One thing that’s interesting to note is that expert human abstraction of medical data into a structured format is also not 100% accurate - sometimes patient charts are ambiguous, and the main goal of a medical chart’s authors isn’t to be used for later research most of the time. It is also still true that the map (chart) is not the territory (body) - I worked on a cancer dataset once that consisted mainly of patients who met the dataset inclusion criteria because their doctors had diagnosed them based on the imaging and biopsy, and in the subsequent surgery it was found that the cancer was larger than expected and they might not have gone to surgery at that stage had that been known.

Two: Searching through a large dataset to find an approximate match for a query that can be contextualized and dug into in more depth by a human. More broadly, summarization?
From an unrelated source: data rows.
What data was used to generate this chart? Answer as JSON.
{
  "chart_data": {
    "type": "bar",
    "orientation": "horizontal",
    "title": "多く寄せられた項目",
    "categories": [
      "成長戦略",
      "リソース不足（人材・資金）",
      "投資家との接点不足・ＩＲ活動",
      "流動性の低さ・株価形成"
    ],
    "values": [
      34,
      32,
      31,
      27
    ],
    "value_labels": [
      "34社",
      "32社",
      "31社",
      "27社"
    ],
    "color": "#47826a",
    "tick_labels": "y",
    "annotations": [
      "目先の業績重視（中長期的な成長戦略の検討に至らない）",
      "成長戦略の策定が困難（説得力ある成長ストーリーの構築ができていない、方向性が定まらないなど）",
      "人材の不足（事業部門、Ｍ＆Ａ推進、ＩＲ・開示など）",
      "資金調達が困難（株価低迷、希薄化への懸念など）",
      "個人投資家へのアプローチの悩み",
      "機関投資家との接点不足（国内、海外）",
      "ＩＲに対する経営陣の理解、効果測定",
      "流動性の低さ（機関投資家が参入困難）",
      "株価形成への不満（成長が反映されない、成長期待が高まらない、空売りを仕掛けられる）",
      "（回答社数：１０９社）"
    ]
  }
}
Are LLMs good enough at these things to be worth the known bad side effects? I’m not sure, but if they are good at things is a research question so I guess whoever did get accepted to the PhD programs I was rejected from will publish on it in the next few years. My intuition is, probably not in the long term, but neither are cars or airplanes and I use those too. I am not sure yet what harm reduction looks like for my use of cars either.

Is it also bad that LLMs are being used for things that they are not suitable for? Yes. I don’t control what other people do though.

https://www.bloodinthemachine.com/p/how-ai-is-killing-jobs-in-the-tech-f39 - it seems like most of the people in this article who lost their tech jobs due to a refusal to work with AI, or due to tech companies laying them off in an AI hype focused change, found it very difficult to find new work. One quoted person explicitly said that they’ll retire early instead.

https://unthinking.photography/articles/on-lacework - my absolute favorite article on AI datasets and human curation, I keep coming back to it. I link it now because it is part of why I feel that LLMs are not necessarily uniquely bad for humanity, they just do the preexisting things that machines do to humans, and by proxy that humans do to other humans, at a larger scale.